Developing and implementing master plans have proven such an effective endeavour; it is not even limited to emerging and developing markets. Recently, the European Union’s (EU) financial services commissioner Jonathan Hill announced plans by the EU to unveil a long-term master plan in mid-2015 that will lead the growth and integration of European capital markets while reducing companies’ reliance on banks.
Without any master plan in place, we have been able to grow our stock market by a cumulative annual growth rate (CAGR) of 21.52 percent over the last 10 years. I have no doubt that with faithful implementation of these master plans, our market will eventually emerge as one of the world’s deepest, most liquid and largest capital market that will not only contribute to the socioeconomic development of our dear country but will also serve as a global financial hub offering opportunities into other parts of Africa.

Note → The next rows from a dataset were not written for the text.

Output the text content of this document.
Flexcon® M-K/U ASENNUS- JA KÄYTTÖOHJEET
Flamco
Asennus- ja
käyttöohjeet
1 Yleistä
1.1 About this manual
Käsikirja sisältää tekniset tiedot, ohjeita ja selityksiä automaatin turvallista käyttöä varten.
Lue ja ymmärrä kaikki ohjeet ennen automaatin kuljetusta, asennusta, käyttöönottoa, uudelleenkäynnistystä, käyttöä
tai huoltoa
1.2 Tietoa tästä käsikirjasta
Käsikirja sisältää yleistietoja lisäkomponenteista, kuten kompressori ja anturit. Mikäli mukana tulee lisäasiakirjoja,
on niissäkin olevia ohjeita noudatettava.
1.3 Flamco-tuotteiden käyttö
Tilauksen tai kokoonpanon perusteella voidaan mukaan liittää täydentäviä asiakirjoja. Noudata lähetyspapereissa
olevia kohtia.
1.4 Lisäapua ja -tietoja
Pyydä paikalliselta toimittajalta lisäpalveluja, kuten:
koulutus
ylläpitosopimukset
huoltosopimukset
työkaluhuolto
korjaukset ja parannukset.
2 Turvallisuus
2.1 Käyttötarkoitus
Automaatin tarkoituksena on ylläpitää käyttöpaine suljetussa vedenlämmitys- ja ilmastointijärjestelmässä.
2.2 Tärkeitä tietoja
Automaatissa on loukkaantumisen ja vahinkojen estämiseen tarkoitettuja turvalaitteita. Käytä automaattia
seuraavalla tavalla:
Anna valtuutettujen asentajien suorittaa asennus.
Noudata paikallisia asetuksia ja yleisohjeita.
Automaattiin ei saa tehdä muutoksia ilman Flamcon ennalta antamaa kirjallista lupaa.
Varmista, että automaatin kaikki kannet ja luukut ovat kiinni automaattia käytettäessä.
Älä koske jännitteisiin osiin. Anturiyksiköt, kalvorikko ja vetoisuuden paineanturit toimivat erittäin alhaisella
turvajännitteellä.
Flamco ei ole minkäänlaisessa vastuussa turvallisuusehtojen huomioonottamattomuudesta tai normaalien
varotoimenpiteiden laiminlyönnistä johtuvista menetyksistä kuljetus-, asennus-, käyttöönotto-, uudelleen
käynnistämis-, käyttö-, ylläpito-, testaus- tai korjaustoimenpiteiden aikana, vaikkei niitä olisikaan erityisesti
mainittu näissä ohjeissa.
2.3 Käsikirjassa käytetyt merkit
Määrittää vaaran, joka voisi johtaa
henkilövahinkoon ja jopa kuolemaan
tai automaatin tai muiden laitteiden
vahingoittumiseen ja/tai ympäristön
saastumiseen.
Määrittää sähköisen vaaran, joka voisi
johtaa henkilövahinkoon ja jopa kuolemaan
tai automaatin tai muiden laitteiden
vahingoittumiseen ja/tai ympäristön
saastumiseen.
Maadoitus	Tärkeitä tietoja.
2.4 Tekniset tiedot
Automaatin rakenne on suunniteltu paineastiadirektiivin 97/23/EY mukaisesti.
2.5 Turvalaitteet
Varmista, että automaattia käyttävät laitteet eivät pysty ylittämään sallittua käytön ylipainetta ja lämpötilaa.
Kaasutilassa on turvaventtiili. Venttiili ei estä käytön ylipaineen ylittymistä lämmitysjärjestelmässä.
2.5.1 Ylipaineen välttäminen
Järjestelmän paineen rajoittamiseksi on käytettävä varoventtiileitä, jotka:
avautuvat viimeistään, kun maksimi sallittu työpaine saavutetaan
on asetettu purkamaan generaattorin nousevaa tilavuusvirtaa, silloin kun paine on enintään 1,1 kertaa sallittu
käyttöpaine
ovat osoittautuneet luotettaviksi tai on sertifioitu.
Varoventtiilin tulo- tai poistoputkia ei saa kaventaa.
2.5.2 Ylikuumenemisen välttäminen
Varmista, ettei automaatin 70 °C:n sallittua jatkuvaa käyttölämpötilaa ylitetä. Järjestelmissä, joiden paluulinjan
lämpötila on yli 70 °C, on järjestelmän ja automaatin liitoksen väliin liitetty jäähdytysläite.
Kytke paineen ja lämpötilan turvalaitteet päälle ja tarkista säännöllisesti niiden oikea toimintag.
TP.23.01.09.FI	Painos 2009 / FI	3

Where therefore do we want to see our market in 2025? It must be a deep, highly liquid, broad and diversified market that is a multiple of Nigeria’s GDP. It must boast of one of the most efficient and favourable operating environments that engenders best practice, innovation and competitiveness. We want a market that is very inclusive with majority of Nigerians participating in it through a multi-trillion naira collective investment schemes industry. We want a bond market that will enable us meet the infrastructure deficit estimated at USD3.9 trillion over the next 30 years. We want a market that does more for housing finance, enabling Nigeria close down the 17 million housing unit deficit while supporting entrepreneurship by doing more for SMEs and start-ups. We want a capital market that combines all the elements needed to support Nigeria actualize her aspirations of peace and prosperity for all citizens.
As our distinguished guest formally launches this painstaking work today, my most profound appreciation goes to the capital market community for aligning with our vision, especially to the chairpersons and committee members for their commendable efforts in outlining the elements of the capital market that we want to have by 2025. Let us ensure that this historic turning point yields results for Nigeria through diligent and committed implementation of the master plan.
 
Oteh, the immediate past DG of SEC, made these remarks at the last capital markets committee retreat in Abuja.